Hans Goedkoop, De laatste man. Een herinnering (Amsterdam, Antwerpen: Augustus, 2012, 91 pp., ISBN 978 90 457 0574 3).
Goedkoops grootvader van moederszijde klom in het KNIL op tot generaal en had dus eind jaren 1940 een leidende functie aan de Nederlandse kant van de Indonesische onafhankelijkheidsstrijd. Gerepatrieerd vond hij eigenlijk nooit zijn draai meer en vormde een raadsel voor zijn kleinzoon, die in dit boek naar antwoorden op zijn vragen zoekt. Het is een meeslepend verhaal geworden dat via een heel persoonlijke invalshoek de
dramatiek van levens verstrikt in grote gebeurtenissen goed voelbaar maakt.
Frans Grijzenhout, Pro memorie. Een Gouden Eeuw als erfenis (Nijmegen: Vantilt, 2012, 31 pp., ISBN 978 94 6004 090 0).
Wanneer worden kunstvoorwerpen historisch erfgoed? Grijzenhout onderzoekt deze vraag aan de hand van de manier waarop erflaters en erfgenamen met zeventiende-eeuwse schilderijen omgingen. Aanvankelijk stond het bestendigen van de herinnering aan hechte banden centraal bij de overerving, maar tijdens de tweede helft van de zeventiende eeuw valt er al een kentering te bespeuren naar een waardering voor het schilderij als kunstwerk op zichzelf.
Dirk Jan Henstra, Friese graafschappen tussen Zwin en Wezer. Een overzicht van de
grafelijkheid in middeleeuws Frisia (ca. 700-1200) (Assen: Van Gorcum, 2012, 224 pp., ISBN
978 90 232 4978 8).
Tijdens de achtste eeuw veroverden Frankische koningen de streek tussen Zwin en Weser. Het lukte hen echter niet om het gebied grondig aan hun gezag te onderwerpen door de opbouw van een hechte grafelijkheidsorganisatie.

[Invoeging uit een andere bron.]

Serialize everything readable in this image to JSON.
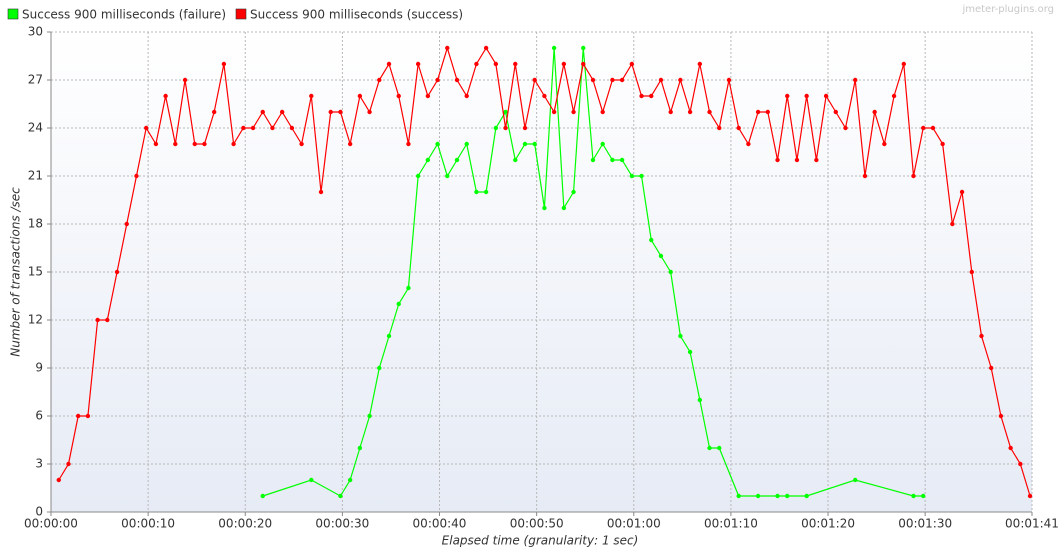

Henstra zoekt de oorzaak van die mislukking in geografisch-economische omstandigheden, die de macht van inheemse elites tegenover landsheerlijke functionarissen versterkte.
Paul van de Laar, Mies van Jaarsveld, Historische atlas van Rotterdam. De groei van de
stad in beeld (Nijmegen: Vantilt, Rotterdam: Museum Rotterdam, 2012, 79 pp., ISBN 978
94 6004 105 1).
Groei is misschien niet het meest treffende woord om de dynamiek van de Rotterdamse stadsontwikkeling mee samen te vatten, gegeven de kracht van andere dramatische invloeden als economische ontwikkeling, verkeerseisen en oorlogsgeweld op de
Maasstad. Net als andere delen van de serie geeft deze atlas een prachtig overzicht van het veranderende gezicht van Rotterdam.
Jos M.M. Leenders, Hij komt van Hoorn. Hoorn tussen 1795 en 1914, een geschiedenis in 64
verhalen (Hoornse Historische Reeks 6; Hoorn: Publicatiestichting Bas Baltus, Vereniging
Oud Hoorn, Gemeente Hoorn, 2012, 815 pp., ISBN 978 90 76385 10 5).
De krachtige liefde voor lokale geschiedenis waarin West Friesland zich mag verheugen, blijkt eens te meer uit dit dikke, prachtig uitgegeven en rijk geïllustreerde boek. Hoewel de titel misschien anders zou doen vermoeden, gaat het hier om een modelgeschiedenis van Hoorn en bewoners in de negentiende eeuw. De auteur heeft niet alleen grondig onderzoek gedaan, maar ook een model afgeleverd waarvan je wel zou willen dat vergelijkbare steden het volgden.
Ruud Meijer, Beroep huisvrouw. Geschiedenis van het Amersfoortse huishoudonderwijs (Hilversum: Verloren, 2012, 256 pp., ISBN 978 90 8704 333 9).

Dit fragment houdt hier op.